The nose of the concorde turbojet.
The nose of the concorde turbojet.

The Concorde is a supersonic turbo airliner developed by the British and French aviation industries which operated from its introduction in the 1970s until 2003. The Concorde is the fastest passenger airliner in history with speeds exceeding that of sound at over 1,300 miles per hour.


The supersonic plane was developed by the joint effort of the British Aircraft Corporation, along with the French Aerospatiale. 20 units were subsequently manufactured to be used by the British Airways and the Air France. Concorde is a French word which means “harmony” which is a reflection of the Anglo-French partnership in the planes’ operations.


During the Concorde’s planning, there was tremendous interest from numerous airline companies who saw supersonic flight as the next frontier in the aviation industry. However, unseen overheads and technical adjustments increased the unit costs of the planes with units exceeding $20 million when the Concorde was launched. This increase in price discouraged many potential buyers from purchasing the units. The Concorde was used primarily for transatlantic flights with the occasional Singapore-Bahrain route used by Singapore Airlines. It targeted the affluent passenger niche with the London-New York return ticket fetching an average of $8,000.

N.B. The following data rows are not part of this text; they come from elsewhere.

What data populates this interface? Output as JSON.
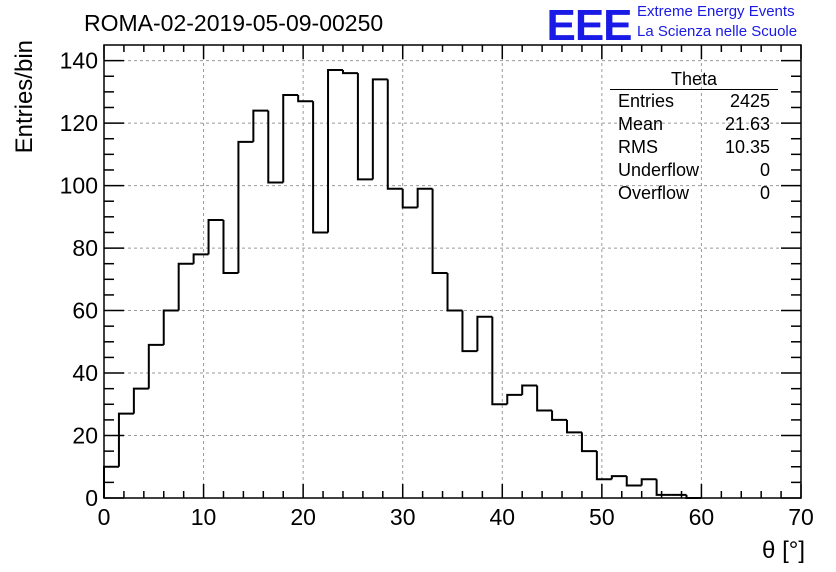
{
  "header": {
    "run_title": "ROMA-02-2019-05-09-00250",
    "logo_letters": "EEE",
    "logo_line1": "Extreme Energy Events",
    "logo_line2": "La Scienza nelle Scuole",
    "logo_color": "#1a1ae6"
  },
  "stats_box": {
    "title": "Theta",
    "rows": [
      {
        "label": "Entries",
        "value": "2425"
      },
      {
        "label": "Mean",
        "value": "21.63"
      },
      {
        "label": "RMS",
        "value": "10.35"
      },
      {
        "label": "Underflow",
        "value": "0"
      },
      {
        "label": "Overflow",
        "value": "0"
      }
    ]
  },
  "chart_data": {
    "type": "bar",
    "style": "step-histogram",
    "xlabel": "θ [°]",
    "ylabel": "Entries/bin",
    "xlim": [
      0,
      70
    ],
    "ylim": [
      0,
      145
    ],
    "x_ticks": [
      0,
      10,
      20,
      30,
      40,
      50,
      60,
      70
    ],
    "y_ticks": [
      0,
      20,
      40,
      60,
      80,
      100,
      120,
      140
    ],
    "grid": true,
    "bin_width": 1.5,
    "bin_start": 0,
    "values": [
      10,
      27,
      35,
      49,
      60,
      75,
      78,
      89,
      72,
      114,
      124,
      101,
      129,
      127,
      85,
      137,
      136,
      102,
      134,
      99,
      93,
      99,
      72,
      60,
      47,
      58,
      30,
      33,
      36,
      28,
      25,
      21,
      15,
      6,
      7,
      4,
      6,
      1,
      1,
      0
    ]
  }
}
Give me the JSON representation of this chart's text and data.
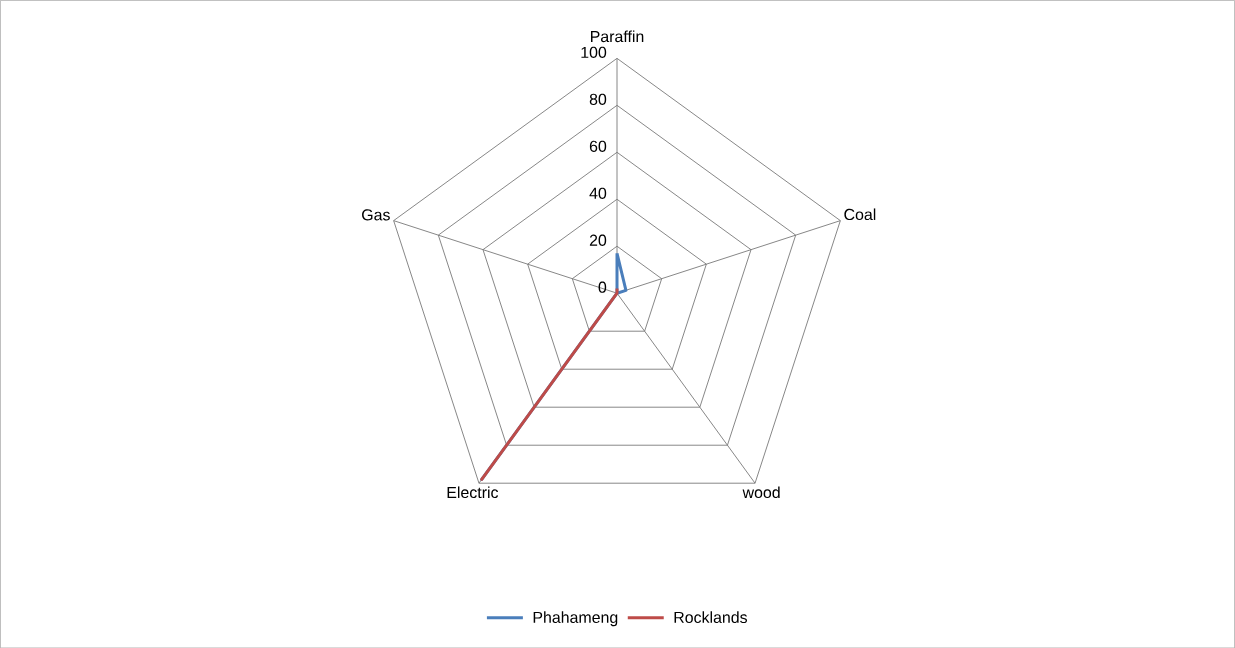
{
  "chart_data": {
    "type": "radar",
    "categories": [
      "Paraffin",
      "Coal",
      "wood",
      "Electric",
      "Gas"
    ],
    "series": [
      {
        "name": "Phahameng",
        "color": "#4a7ebb",
        "values": [
          17,
          4,
          0,
          98,
          0
        ]
      },
      {
        "name": "Rocklands",
        "color": "#be4b48",
        "values": [
          2,
          0,
          0,
          98,
          0
        ]
      }
    ],
    "ylim": [
      0,
      100
    ],
    "yticks": [
      0,
      20,
      40,
      60,
      80,
      100
    ],
    "grid": true,
    "legend": "bottom"
  }
}
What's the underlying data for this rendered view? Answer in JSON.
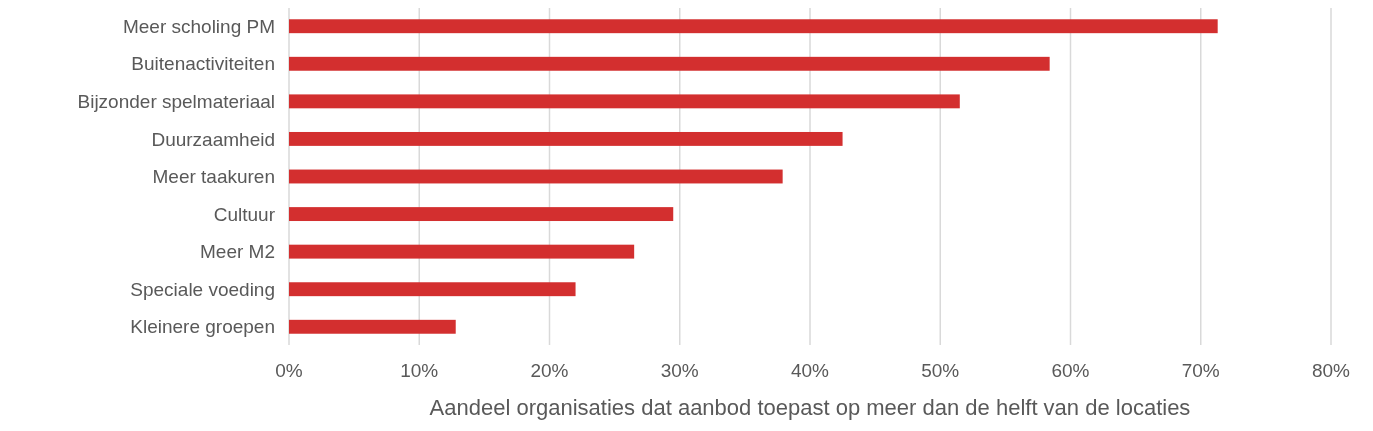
{
  "chart_data": {
    "type": "bar",
    "orientation": "horizontal",
    "xlabel": "Aandeel organisaties dat aanbod toepast op meer dan de helft van de locaties",
    "categories": [
      "Meer scholing PM",
      "Buitenactiviteiten",
      "Bijzonder spelmateriaal",
      "Duurzaamheid",
      "Meer taakuren",
      "Cultuur",
      "Meer M2",
      "Speciale voeding",
      "Kleinere groepen"
    ],
    "values": [
      71.3,
      58.4,
      51.5,
      42.5,
      37.9,
      29.5,
      26.5,
      22.0,
      12.8
    ],
    "color": "#d32f2f",
    "xlim": [
      0,
      80
    ],
    "xticks": [
      {
        "value": 0,
        "label": "0%"
      },
      {
        "value": 10,
        "label": "10%"
      },
      {
        "value": 20,
        "label": "20%"
      },
      {
        "value": 30,
        "label": "30%"
      },
      {
        "value": 40,
        "label": "40%"
      },
      {
        "value": 50,
        "label": "50%"
      },
      {
        "value": 60,
        "label": "60%"
      },
      {
        "value": 70,
        "label": "70%"
      },
      {
        "value": 80,
        "label": "80%"
      }
    ],
    "grid": "x",
    "legend": false
  }
}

It wasn't long after its launching that the Concorde began to experience its decline. During development, the planes had attracted significant interest from airline companies but unit costs during launch proved prohibitive to most. Another factor dimming the plane’s appeal was its high fuel consumption rate, especially in comparison to existing alternatives such as the Boeing 747 and 707. The Concorde had a passenger capacity of 100 people and consumed over 89,000 litres of fuel for the transatlantic flight while the Boeing 747, with a capacity of more than 400 passengers consumed around 59,000 litres over the same distance. The oil crisis of 1977 drove global oil prices to unprecedented peaks and further compounded the issue. In the late 20th century, Concorde’s competitors Boeing and Airbus made many improvements in the accommodation of passengers, including the increase of seating space and provision of better in-flight entertainment. This left speed as the Concorde's primary advantage over other types of aircraft. This supersonic speed, however, also proved to be a demerit for the plane. With speed came a supersonic boom which according to some researchers affected residents under its flight path and was deemed an environmental pollutant. Air pollution made the US Congress restrict the Concorde to only using the Washington Dulles Airport and New York's John F. Kennedy Airport, a decision which limited the Concorde from exploiting the prime North Atlantic destinations. Another significant event which increased the public apathy towards the Concorde was the July 2000 Air France accident where a Concorde crashed in France killing all passengers and crew onboard. The September 11, 2001 terrorist attacks brought with it a decline in overall aviation passenger numbers. On April 10, 2003, British Airways and Air France publicly announced the ceasing Concorde operations that year.


While the Concorde aviation’s reign was short, it signaled an era where several flight records were set including the fastest passenger airliner in the world at 1,354 miles per hour and the highest cruise altitude of a passenger plane at 60,000 feet.